The compromise clears a major hurdle between the legislative chambers on a measure to establish the framework for natural gas drilling in central North Carolina, but it doesn’t resolve all the conflicts.
Meeting in a rare evening session, a House energy committee tweaked the legislation to allow the state to issue drilling permits 60 days after the rules developed by the Mining and Energy Commission are approved. The final rules are expected in January.
The bill – SB786 – won approval in a voice vote with Democrats objecting, citing concerns about contaminated drinking water and harmful affects to the environment.
Republican Sen.
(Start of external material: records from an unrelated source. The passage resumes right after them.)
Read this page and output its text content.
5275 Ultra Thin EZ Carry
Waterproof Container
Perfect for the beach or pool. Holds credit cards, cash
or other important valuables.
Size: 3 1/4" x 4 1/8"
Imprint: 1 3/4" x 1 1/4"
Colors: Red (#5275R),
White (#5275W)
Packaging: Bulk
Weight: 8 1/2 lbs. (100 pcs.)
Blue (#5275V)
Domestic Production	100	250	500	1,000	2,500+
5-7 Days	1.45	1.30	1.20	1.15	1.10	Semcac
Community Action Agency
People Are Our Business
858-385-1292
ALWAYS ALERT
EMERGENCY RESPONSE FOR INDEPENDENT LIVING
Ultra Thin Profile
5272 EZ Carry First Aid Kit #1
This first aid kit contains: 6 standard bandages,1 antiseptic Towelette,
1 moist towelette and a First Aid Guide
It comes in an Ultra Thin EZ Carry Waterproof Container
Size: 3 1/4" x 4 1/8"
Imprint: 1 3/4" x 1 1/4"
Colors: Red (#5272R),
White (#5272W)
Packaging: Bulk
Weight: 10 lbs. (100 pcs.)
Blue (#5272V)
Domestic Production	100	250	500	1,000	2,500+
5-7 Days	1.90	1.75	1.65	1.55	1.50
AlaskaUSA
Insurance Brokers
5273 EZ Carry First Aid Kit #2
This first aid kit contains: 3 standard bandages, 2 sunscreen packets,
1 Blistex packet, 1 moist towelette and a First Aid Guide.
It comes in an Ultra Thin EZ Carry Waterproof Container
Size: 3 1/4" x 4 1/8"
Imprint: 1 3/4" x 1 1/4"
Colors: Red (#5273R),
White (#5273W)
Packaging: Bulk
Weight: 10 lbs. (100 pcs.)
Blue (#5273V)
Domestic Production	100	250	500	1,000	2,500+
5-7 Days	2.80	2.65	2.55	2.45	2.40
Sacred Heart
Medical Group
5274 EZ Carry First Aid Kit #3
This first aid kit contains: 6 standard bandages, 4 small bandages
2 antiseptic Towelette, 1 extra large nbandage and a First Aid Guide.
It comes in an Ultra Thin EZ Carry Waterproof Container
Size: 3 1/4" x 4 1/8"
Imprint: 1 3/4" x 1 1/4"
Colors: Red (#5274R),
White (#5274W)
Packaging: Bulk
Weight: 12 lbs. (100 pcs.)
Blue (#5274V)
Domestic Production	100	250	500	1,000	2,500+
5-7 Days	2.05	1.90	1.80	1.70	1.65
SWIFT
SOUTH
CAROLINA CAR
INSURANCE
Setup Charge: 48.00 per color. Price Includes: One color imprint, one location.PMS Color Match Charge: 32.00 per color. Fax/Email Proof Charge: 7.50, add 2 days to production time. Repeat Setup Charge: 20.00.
Bob Rucho of Matthews, the bill’s chief sponsor, presented the bill to the committee. He agreed to the amendment but the Senate must vote on the new language at a later date.
The change may allow the issuance of permits sooner than July 1, 2015, but Rep. Mike Stone, a Sanford Republican leading the effort in the House, said he expects it will come later in the year, possibly September.
Another amendment will require the state to review the recent track-record for companies seeking to drill before granting a permit.
The House did not address Gov. Pat McCrory’s concern with a provision that prohibits local governments from setting tougher environmental regulations on fracking. But more changes are expected when it moves to House Finance. It could come before the floor as early as this week.
Rep. Pricey Harrison, a Greensboro Democrat, asked why the bill was being fast-tracked. “It’s a very troubling bill that deserves more thought,” she added.
Responding to her concerns, Sen. Buck Newton, a Wilson Republican pushing bill, said “North Carolina needs the jobs and America needs the energy, that’s the short answer to your question.”